The Astros belted four home runs Thursday afternoon en route to an 11-6 win in Game 4 to eliminate the A’s and advance to their fourth straight American League Championship Series.
“It just hurts,” outfielder Mark Canha said. “It hurts a lot. We worked so hard and we competed and it was kind of a crazy year.”
Added manager Bob Melvin: “We went into this series thinking we were going to win. We played well against them in the regular season so we should have had a lot of confidence going in. … We battled to the end as you would expect, but just not enough.”
To Melvin’s point, the A’s won seven of the 10 regular season meetings and finished with a 36-24 record, seven games better than second-place Houston. But the experienced Astros caught fire at the plate, outscoring Oakland 33-22 for the series.
Homers were aplenty on both sides, with balls flying out of a warm Dodger Stadium in Los Angeles like seagulls soaring at the beach. Each squad hit a Division Series-record 12 round-trippers during the four games.
“We struggled to home them down, really the entire game at times,” Melvin said. “Just a good offensive team that hit their stride at the right time.”
Despite scoring first in all four contests, the A’s could only muster one win in the series, a 9-7 victory in Game 3. Oakland was let down by its starting pitching, which combined to allow 16 earned runs in 16 1/3 innings. The bullpen wasn’t, much better, giving up 13 earned runs in 18 2/3 innings.
“It’s a bad feeling, but hopefully it doesn’t happen next year,” outfielder Ramón Laureano said. “We’ve just got to keep our heads up, keep working, keep dreaming about moving forward and winning a World Series.”
Game 1 looked especially promising, as Oakland jumped out to a 3-0 lead after three innings with ace pitcher Chris Bassitt on the mound. But Houston answered with three runs of their own in the fourth, chasing Bassitt early. The A’s would add runs in the fourth and fifth to go back ahead 5-3, but again the Astros responded, scoring seven unanswered runs to win 10-5.
Oakland again got off to a strong start in Game 2, grabbing the lead on a solo home run by Khris Davis, his second long ball of the series and third of the playoffs. But left-hander Sean Manaea couldn’t get out of the fourth inning, allowing four earned runs on the afternoon, and the Astros coasted to a 5-2 victory.

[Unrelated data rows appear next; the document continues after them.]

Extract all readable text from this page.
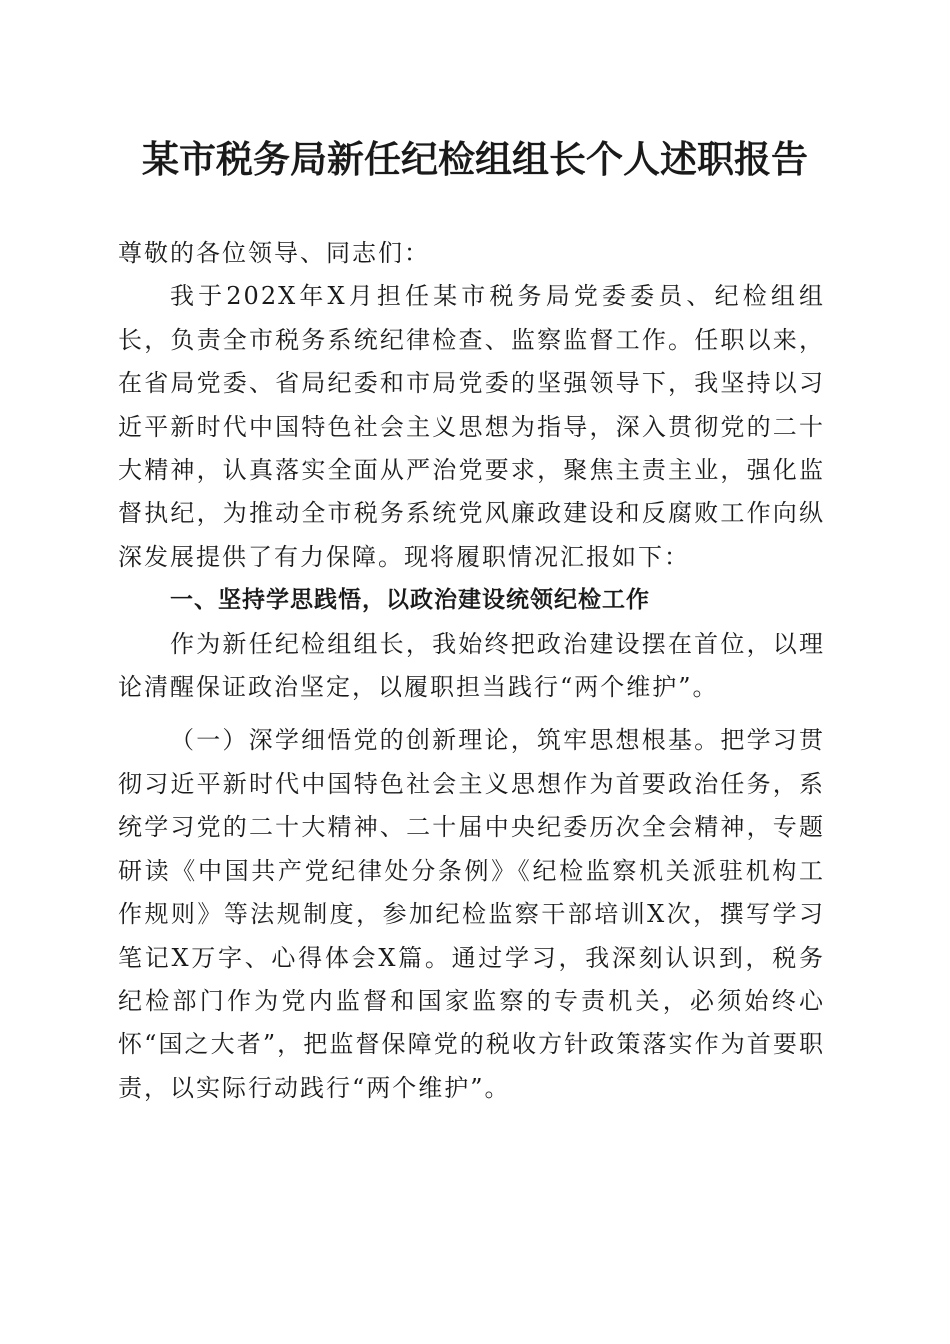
某市税务局新任纪检组组长个人述职报告

尊敬的各位领导、同志们：

我于202X年X月担任某市税务局党委委员、纪检组组长，负责全市税务系统纪律检查、监察监督工作。任职以来，在省局党委、省局纪委和市局党委的坚强领导下，我坚持以习近平新时代中国特色社会主义思想为指导，深入贯彻党的二十大精神，认真落实全面从严治党要求，聚焦主责主业，强化监督执纪，为推动全市税务系统党风廉政建设和反腐败工作向纵深发展提供了有力保障。现将履职情况汇报如下：

一、坚持学思践悟，以政治建设统领纪检工作

作为新任纪检组组长，我始终把政治建设摆在首位，以理论清醒保证政治坚定，以履职担当践行“两个维护”。

（一）深学细悟党的创新理论，筑牢思想根基。把学习贯彻习近平新时代中国特色社会主义思想作为首要政治任务，系统学习党的二十大精神、二十届中央纪委历次全会精神，专题研读《中国共产党纪律处分条例》《纪检监察机关派驻机构工作规则》等法规制度，参加纪检监察干部培训X次，撰写学习笔记X万字、心得体会X篇。通过学习，我深刻认识到，税务纪检部门作为党内监督和国家监察的专责机关，必须始终心怀“国之大者”，把监督保障党的税收方针政策落实作为首要职责，以实际行动践行“两个维护”。
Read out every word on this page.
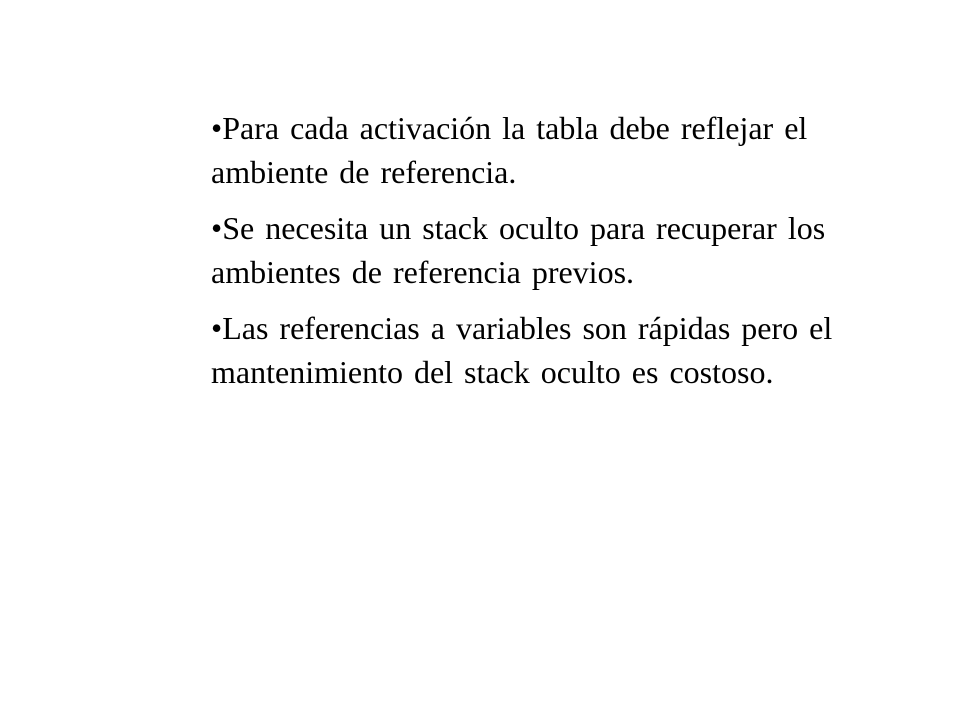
•Para cada activación la tabla debe reflejar el ambiente de referencia.
•Se necesita un stack oculto para recuperar los ambientes de referencia previos.
•Las referencias a variables son rápidas pero el mantenimiento del stack oculto es costoso.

In Game 3, it was the A’s who overcame a deficit, storming back from a 7-4 Astros advantage with three runs in the seventh inning and two more in the eighth to win 9-7. Liam Hendriks tossed three scoreless innings to earn the win for Oakland.
The A’s appeared to have the momentum in Game 4 when Laureano belted a three-run home run in the second inning, his first of two homers on the afternoon. But Frankie Montas couldn’t maintain the lead, surrendering five runs in the fourth inning, and the Astros coasted to the series-clinching victory.
“Our goal was to win the World Series, so I think that you lose in the ALDS, it’s not exactly where you want to be,” shortstop Marcus Semien said. “We know that we had the pieces to go further and our goal was always the World Series.”
Houston will face either the New York Yankees or Tampa Bay Rays in the ALCS, which will be played at Petco Park in San Diego. As for the A’s, the offseason has once again arrived prematurely — Oakland’s last trip to the ALCS came in 2006 and the World Series drought has reached 31 years.
Said Canha: “It’s a failure. We wanted to win the World Series. Anything short of that is falling short of our goal. But every failure, as a competitor, is an opportunity. And those opportunities are valuable to learn. And that’s kind of the message I was trying to tell everyone in the clubhouse is just learn, learn from this. Don’t just go down in the dumps. You have to take these failures and learn from them.”